Assessment practice that is wide of the mark

Pun intended

Matthew Benyohai
Aug 14, 2018 · 3 min read

In the drive to improve standards, assessment often comes under scrutiny. This can lead to some really positive changes, and on twitter I often see new marking/feedback/assessment policies that are real improvements. However I also see practices that are made with the best of intentions but miss the point. I don’t profess to have all the answers, or that my day to day assessment is perfect, but hopefully critiques like this will help me improve.

Doing summative assessment and claiming it’s formative.

For the purpose of this point I mean ‘summative assessment’ to be a form of assessment that is designed to be used for a summative purpose and having students complete the assessment in those same intended conditions. A classic example might be for students to sit an end-of-topic test on Electromagnetism made up of past paper questions. They may sit it in silence in a lesson at the end of a topic.

Teachers who then try to use this formatively might not give any marks, or get students to work out their ‘strongest’ and ‘weakest’ topics based on the number of marks gained out of those available.

Figure 1:A typical exam question

Let’s say a student completes the test and achieves 3/6 on the last question. I have seen QLA spreadsheets that will mark this as Amber or Red and then a student might set a target of ‘Revise the force on a current carrying wire’.

The issue is that a student’s score on this electromagnetism question will be affected by their knowledge and understanding of;

  • The force on a current carrying wire
  • Conversion of units
  • Calcuation of moments
  • The principle of moments
  • The unit of magnetic flux density

So if a student achieves 3 marks, without seeing the script we would have no idea why. This question has been designed to be included within a set of exams designed to discriminate students based on their ability in Physics. Not to identify strengths and weaknesses.

Secondly, a question can be thought of containing three dimensions. The science, the question type and difficulty. I may construct a test where the Moments question is an easy calculation at the start of the paper or it may be a more difficult conceptual explanation question at the end. Achieving half marks on the first option is not the same as achieving half marks on the second.
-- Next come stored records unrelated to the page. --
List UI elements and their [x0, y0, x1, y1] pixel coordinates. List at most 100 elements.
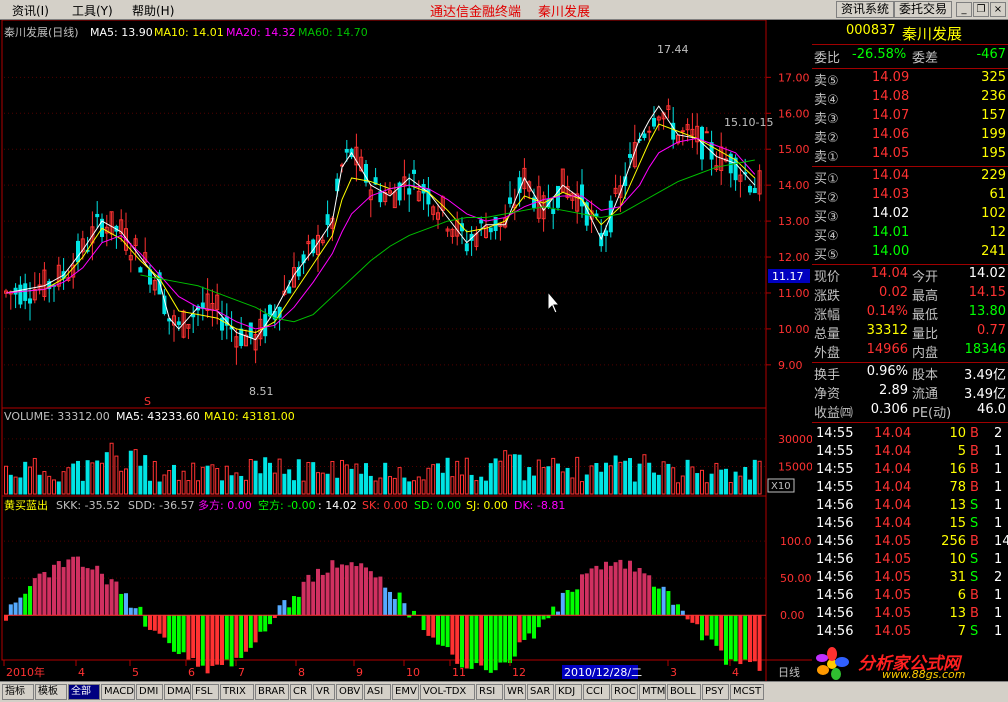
volume-bar [709, 473, 714, 495]
volume-bar [148, 480, 152, 495]
stat-value: 14.04 [870, 266, 908, 281]
tab-roc[interactable]: ROC [611, 684, 638, 700]
kline-chart[interactable]: 17.00 16.00 15.00 14.00 13.00 12.00 11.00 10.00… [0, 20, 812, 681]
stat-value: 46.0 [977, 402, 1006, 417]
low-annotation: 8.51 [249, 385, 274, 398]
tick-volume: 16 [949, 462, 966, 477]
trade-button[interactable]: 委托交易 [894, 1, 953, 18]
tick-count: 1 [994, 498, 1003, 513]
tab-mtm[interactable]: MTM [639, 684, 666, 700]
tick-volume: 15 [949, 516, 966, 531]
tab-cci[interactable]: CCI [583, 684, 610, 700]
indicator-bar [604, 561, 608, 616]
indicator-bar [455, 615, 460, 664]
stat-row: 现价 14.04 今开 14.02 [812, 266, 1008, 285]
volume-bar [392, 477, 397, 495]
volume-bar [42, 471, 47, 495]
x-tick-label: 2010年 [6, 665, 45, 679]
indicator-bar [570, 591, 575, 616]
tab-wr[interactable]: WR [504, 684, 526, 700]
volume-bar [656, 474, 661, 495]
volume-bar [748, 479, 752, 495]
candle-body [680, 130, 685, 133]
menu-help[interactable]: 帮助(H) [132, 2, 174, 19]
x10-label[interactable]: X10 [771, 481, 791, 492]
tick-direction: S [970, 498, 979, 513]
indicator-bar [220, 615, 224, 665]
tab-rsi[interactable]: RSI [476, 684, 503, 700]
restore-icon[interactable]: ❐ [973, 2, 989, 17]
candle-body [287, 286, 292, 294]
tick-price: 14.04 [874, 426, 912, 441]
tab-vol-tdx[interactable]: VOL-TDX [420, 684, 475, 700]
indicator-bar [536, 615, 541, 628]
indicator-bar [196, 615, 200, 667]
tab-asi[interactable]: ASI [364, 684, 391, 700]
indicator-bar [47, 577, 52, 616]
candle-body [748, 185, 752, 193]
tick-volume: 5 [957, 444, 966, 459]
tab-cr[interactable]: CR [290, 684, 312, 700]
tab-obv[interactable]: OBV [336, 684, 363, 700]
volume-bar [503, 450, 508, 495]
candle-body [407, 188, 412, 195]
indicator-bar [253, 615, 258, 643]
tick-volume: 10 [949, 426, 966, 441]
tab-boll[interactable]: BOLL [667, 684, 701, 700]
indicator-bar [508, 615, 512, 664]
tab-trix[interactable]: TRIX [220, 684, 254, 700]
tick-row: 14:55 14.04 78 B 1 [812, 480, 1008, 499]
tick-row: 14:55 14.04 10 B 2 [812, 426, 1008, 445]
tab-dma[interactable]: DMA [164, 684, 191, 700]
tab-kdj[interactable]: KDJ [555, 684, 582, 700]
tab-fsl[interactable]: FSL [192, 684, 219, 700]
tab-指标[interactable]: 指标 [2, 684, 34, 700]
volume-bar [440, 472, 445, 495]
period-label[interactable]: 日线 [778, 665, 800, 679]
wc-value: -467 [976, 47, 1006, 62]
volume-bar [167, 470, 172, 495]
tab-emv[interactable]: EMV [392, 684, 419, 700]
volume-bar [704, 482, 709, 495]
indicator-bar [148, 615, 152, 630]
tick-count: 2 [994, 570, 1003, 585]
tab-vr[interactable]: VR [313, 684, 335, 700]
close-icon[interactable]: × [990, 2, 1006, 17]
info-system-button[interactable]: 资讯系统 [836, 1, 895, 18]
indicator-bar [167, 615, 172, 644]
volume-bar [733, 471, 738, 495]
tick-direction: B [970, 462, 979, 477]
volume-bar [119, 470, 124, 495]
tab-macd[interactable]: MACD [101, 684, 135, 700]
tab-psy[interactable]: PSY [702, 684, 729, 700]
tab-全部[interactable]: 全部 [68, 684, 100, 700]
indicator-bar [527, 615, 532, 634]
tab-sar[interactable]: SAR [527, 684, 554, 700]
volume-bar [436, 463, 440, 495]
volume-bar [642, 454, 647, 495]
volume-bar [637, 463, 642, 495]
order-volume: 12 [989, 225, 1006, 240]
volume-bar [455, 460, 460, 495]
indicator-bar [695, 615, 700, 625]
volume-bar [52, 479, 56, 495]
tab-mcst[interactable]: MCST [730, 684, 764, 700]
menu-info[interactable]: 资讯(I) [12, 2, 49, 19]
buy-level: 买② 14.03 61 [812, 187, 1008, 206]
indicator-bar [748, 615, 752, 663]
menu-tools[interactable]: 工具(Y) [72, 2, 113, 19]
volume-bar [383, 462, 388, 495]
indicator-bar [210, 615, 215, 666]
indicator-bar [599, 569, 604, 616]
tab-dmi[interactable]: DMI [136, 684, 163, 700]
minimize-icon[interactable]: _ [956, 2, 972, 17]
indicator-bar [623, 568, 628, 616]
quote-panel: 000837 秦川发展 委比 -26.58% 委差 -467 卖⑤ 14.09 325 卖④ 14.… [812, 20, 1008, 646]
volume-bar [661, 461, 666, 495]
order-volume: 241 [981, 244, 1006, 259]
volume-bar [584, 474, 589, 495]
tab-brar[interactable]: BRAR [255, 684, 289, 700]
volume-bar [599, 471, 604, 495]
candle-body [628, 154, 632, 158]
tab-模板[interactable]: 模板 [35, 684, 67, 700]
Thirdly, a test will not include everything from a topic. AQA, for example, do not test a whole course every year, they only guarantee to cover the whole course over five years. So if a student gets full marks on a magnets questions, it doesn’t mean it is their ‘best’ topic for the reasons above, but also because they may not have been asked about Newton’s 2nd Law which they may be ‘better’ at.

Lastly, let’s say we were to test the whole course with every permutation of question to cover the science/type/difficulty dimensions. The reliability of any judgement of ability of a subtopic based on a few questions would be low. As all the subtopics are so closely correlated, the total score is a better indicator of performance on the subtopics than the subtopic score.

If you want to identify strengths and weaknesses, and adapt your teaching as a result, you would have been better off asking asking questions that assessed each skill separately. Some excuse the types of analysis above by arguing that they want to get as much formative use out of end-of-topic test papers as they can, but the clue is in the name: ‘end-of-topic’. If you’ve finished the teaching and you want to assess what they know, then that’s absolutely fine. I would mark the test, have students fix any errors and move on. There’s nothing wrong with summative assessment!

It’s also worth noting that I think past papers questions can be used formatively in teaching, just not as a silent test. Also QLA can be useful if you have questions well designed for the that purpose.